Last night quondam and I travelled down to see the Lord of the Rings Symphony at the Royal Albert Hall. It was a thought provoking piece on a number of levels, and had me considering music, the playstation generation, bubbles and how to commit murder quietly and quickly.
First up the music. It was tremendous, though the very talented soloist really struggled making the pop songs sound interesting. Her technical quality somehow dampened down the more raw voices on the orginal recordings - especially the case with Gollum's Song (one of my favourites). Lots of top choral action (a growing soft spot for me) and string instruments (playing a chord on my heart strings). There was also a nod to my more contemporary tastes, and the Uruk clashing noise (you'll know it if you know it) is made by a roving percussionist hitting a metal sheet while wearing a boxing glove (or that's what it looked like).
I did start thinking of the credibility of such music - and how this "movie soundtrack" has become a "symphony" - something that I always associate with central european men with wigs. Would Mozart be writing for George Lucas these days? Are movie scores the operetta of the 21st century? Answers on a postcard.

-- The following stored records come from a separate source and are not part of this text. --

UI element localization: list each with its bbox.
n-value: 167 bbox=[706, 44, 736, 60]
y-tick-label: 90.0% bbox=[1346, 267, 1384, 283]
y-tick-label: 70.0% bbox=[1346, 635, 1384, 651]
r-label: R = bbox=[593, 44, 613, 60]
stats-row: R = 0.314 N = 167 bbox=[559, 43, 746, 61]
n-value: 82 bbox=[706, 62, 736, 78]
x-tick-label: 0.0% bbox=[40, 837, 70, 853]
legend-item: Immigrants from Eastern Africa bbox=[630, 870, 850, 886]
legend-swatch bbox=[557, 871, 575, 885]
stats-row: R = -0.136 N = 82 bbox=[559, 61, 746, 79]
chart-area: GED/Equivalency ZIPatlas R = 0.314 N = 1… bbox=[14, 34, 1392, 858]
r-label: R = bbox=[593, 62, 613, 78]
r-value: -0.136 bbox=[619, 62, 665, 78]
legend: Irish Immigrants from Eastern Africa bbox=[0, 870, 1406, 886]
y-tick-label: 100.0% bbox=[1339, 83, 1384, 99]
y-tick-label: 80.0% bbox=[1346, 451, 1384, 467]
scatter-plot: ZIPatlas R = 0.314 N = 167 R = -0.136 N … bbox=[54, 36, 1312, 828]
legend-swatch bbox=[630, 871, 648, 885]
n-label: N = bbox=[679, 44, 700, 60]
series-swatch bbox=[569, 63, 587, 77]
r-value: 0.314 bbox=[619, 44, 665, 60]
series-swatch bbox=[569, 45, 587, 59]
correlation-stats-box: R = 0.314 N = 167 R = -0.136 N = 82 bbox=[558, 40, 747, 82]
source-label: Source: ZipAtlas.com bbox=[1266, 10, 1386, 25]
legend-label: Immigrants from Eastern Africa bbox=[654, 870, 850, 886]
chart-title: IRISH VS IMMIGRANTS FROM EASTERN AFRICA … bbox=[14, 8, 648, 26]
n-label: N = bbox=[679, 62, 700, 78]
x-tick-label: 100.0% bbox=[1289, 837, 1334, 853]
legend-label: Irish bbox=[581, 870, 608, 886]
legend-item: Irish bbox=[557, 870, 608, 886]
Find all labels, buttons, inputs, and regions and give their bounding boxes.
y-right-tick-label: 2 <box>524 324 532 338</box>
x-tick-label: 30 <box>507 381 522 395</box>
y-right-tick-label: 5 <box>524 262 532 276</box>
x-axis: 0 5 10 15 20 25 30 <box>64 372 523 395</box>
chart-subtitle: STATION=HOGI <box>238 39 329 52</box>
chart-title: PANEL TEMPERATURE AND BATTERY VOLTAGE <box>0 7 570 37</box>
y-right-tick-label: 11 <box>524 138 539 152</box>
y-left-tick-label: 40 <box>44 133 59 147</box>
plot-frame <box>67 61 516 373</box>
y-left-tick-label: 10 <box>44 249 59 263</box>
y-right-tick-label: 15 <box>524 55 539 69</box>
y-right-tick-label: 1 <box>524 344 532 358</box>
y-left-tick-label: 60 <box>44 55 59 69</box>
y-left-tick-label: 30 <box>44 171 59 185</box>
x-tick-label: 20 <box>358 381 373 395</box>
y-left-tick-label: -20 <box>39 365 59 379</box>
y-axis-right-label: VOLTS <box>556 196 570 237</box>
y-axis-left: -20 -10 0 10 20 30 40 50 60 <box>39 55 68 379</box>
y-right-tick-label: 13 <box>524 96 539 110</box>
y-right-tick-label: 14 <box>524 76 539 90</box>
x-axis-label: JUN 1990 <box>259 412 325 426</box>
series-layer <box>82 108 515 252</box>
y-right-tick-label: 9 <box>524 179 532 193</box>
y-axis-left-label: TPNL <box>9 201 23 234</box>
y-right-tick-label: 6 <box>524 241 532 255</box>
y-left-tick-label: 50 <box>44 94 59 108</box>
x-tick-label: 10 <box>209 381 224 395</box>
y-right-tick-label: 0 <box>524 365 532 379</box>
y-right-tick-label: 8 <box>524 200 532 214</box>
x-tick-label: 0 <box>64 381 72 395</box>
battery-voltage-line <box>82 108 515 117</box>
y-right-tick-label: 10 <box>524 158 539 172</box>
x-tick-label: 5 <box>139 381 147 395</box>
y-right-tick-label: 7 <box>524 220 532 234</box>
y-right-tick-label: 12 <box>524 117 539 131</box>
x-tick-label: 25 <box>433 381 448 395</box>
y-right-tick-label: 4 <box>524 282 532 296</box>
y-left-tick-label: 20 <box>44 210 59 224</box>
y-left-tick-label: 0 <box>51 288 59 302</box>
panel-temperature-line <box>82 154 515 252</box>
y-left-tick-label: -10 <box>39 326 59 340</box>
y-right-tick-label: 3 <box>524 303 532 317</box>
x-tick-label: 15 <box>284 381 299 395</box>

The hall itself had a huge projection screen over the orchestra. On this was beamed a "powerpoint" showing the rough position of the music in the narrative using John Howe's drawings. I'm not sure what I made of it. To some extent it felt like the director had decided that the (mixed age) audience needed something to watch as well as they listened, and that the orchestra itself wouldn't hold their attention - which I felt rather patronising and unnecessary; but then it was nice to be reminded of how the music did itself tell a story. On balance I'd rather have done without it - or at least had a "slide show" of stills rather than the zooming and panning of images that seemed half way to a pop-video.

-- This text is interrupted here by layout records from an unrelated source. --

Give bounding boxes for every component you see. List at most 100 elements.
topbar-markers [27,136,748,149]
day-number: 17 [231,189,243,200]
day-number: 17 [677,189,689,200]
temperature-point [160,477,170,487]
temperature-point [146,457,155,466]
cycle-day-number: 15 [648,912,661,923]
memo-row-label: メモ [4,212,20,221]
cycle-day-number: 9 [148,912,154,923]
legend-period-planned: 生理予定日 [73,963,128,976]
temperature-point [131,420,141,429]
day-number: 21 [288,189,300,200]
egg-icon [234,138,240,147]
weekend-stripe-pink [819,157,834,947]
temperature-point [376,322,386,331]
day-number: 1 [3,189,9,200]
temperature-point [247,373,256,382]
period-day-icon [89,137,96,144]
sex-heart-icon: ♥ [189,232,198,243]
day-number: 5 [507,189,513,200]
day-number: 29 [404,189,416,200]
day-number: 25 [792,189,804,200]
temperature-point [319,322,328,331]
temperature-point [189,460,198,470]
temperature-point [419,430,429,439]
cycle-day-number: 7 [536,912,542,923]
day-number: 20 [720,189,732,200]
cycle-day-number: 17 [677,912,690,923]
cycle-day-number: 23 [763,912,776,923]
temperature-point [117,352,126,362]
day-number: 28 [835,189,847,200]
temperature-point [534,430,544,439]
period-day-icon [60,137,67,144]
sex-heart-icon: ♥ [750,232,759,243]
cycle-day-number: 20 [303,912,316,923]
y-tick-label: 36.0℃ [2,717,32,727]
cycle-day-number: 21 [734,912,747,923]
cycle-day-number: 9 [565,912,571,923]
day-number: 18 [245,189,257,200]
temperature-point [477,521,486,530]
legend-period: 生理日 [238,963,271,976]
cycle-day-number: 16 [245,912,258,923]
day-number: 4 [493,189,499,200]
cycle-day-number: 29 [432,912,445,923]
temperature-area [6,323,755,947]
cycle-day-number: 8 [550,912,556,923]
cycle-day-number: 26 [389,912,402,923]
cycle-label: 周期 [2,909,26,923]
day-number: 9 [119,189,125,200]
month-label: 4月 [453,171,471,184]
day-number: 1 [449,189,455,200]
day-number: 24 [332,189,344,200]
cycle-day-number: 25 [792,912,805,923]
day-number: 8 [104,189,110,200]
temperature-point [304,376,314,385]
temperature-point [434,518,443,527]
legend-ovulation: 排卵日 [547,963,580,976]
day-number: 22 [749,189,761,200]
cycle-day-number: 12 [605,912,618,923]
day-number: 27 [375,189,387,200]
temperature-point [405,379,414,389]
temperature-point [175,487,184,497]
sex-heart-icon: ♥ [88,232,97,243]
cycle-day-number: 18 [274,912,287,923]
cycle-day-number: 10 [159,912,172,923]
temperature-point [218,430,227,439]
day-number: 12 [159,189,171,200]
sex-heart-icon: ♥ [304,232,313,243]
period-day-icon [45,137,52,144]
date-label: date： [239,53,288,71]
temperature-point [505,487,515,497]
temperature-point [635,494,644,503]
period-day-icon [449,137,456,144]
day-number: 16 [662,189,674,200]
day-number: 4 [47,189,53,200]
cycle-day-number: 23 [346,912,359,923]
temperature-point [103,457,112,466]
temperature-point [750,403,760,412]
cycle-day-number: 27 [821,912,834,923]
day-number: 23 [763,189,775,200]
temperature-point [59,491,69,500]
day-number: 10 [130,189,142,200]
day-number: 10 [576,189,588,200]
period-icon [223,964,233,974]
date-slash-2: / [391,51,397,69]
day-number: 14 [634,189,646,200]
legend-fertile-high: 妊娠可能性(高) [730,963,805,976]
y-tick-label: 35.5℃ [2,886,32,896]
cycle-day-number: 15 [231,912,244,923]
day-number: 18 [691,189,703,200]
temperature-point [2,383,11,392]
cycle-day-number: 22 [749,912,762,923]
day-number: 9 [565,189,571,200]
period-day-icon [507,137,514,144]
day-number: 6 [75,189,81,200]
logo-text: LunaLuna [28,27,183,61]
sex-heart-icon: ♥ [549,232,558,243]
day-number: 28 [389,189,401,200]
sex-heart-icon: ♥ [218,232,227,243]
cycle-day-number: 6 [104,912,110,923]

Finally bubbles. Whether I'm in the cinema, theatre, or listening to music I tend to try and erect a personal forcefield and do pretty well in keeping the rest of reality at arms length. This is why I don't like to talk in the cinema, theatre, Royal Albert Hall or even when I'm watching TV (though differentiate between watching and background noise). So, I don't want you bursting my bubble with noisy sweet wrappers (two people immediately in front with their eclairs); conversation (two people immediately to the left) or mobile phone (somewhere behind and to the right). Just get a grip!
However I was myself apparently "breathing too loudly through my nose" (quondam) and I'll save a special rant for users of flash...
Just say no!
Dear user of camera inside hall:
- The programme says "No cameras"
- Your flash will not reach the stage - it will only illuminate the heads of the people in front of you
- Your picture will be crap
- Just because everyone else is doing it doesn't mean you should.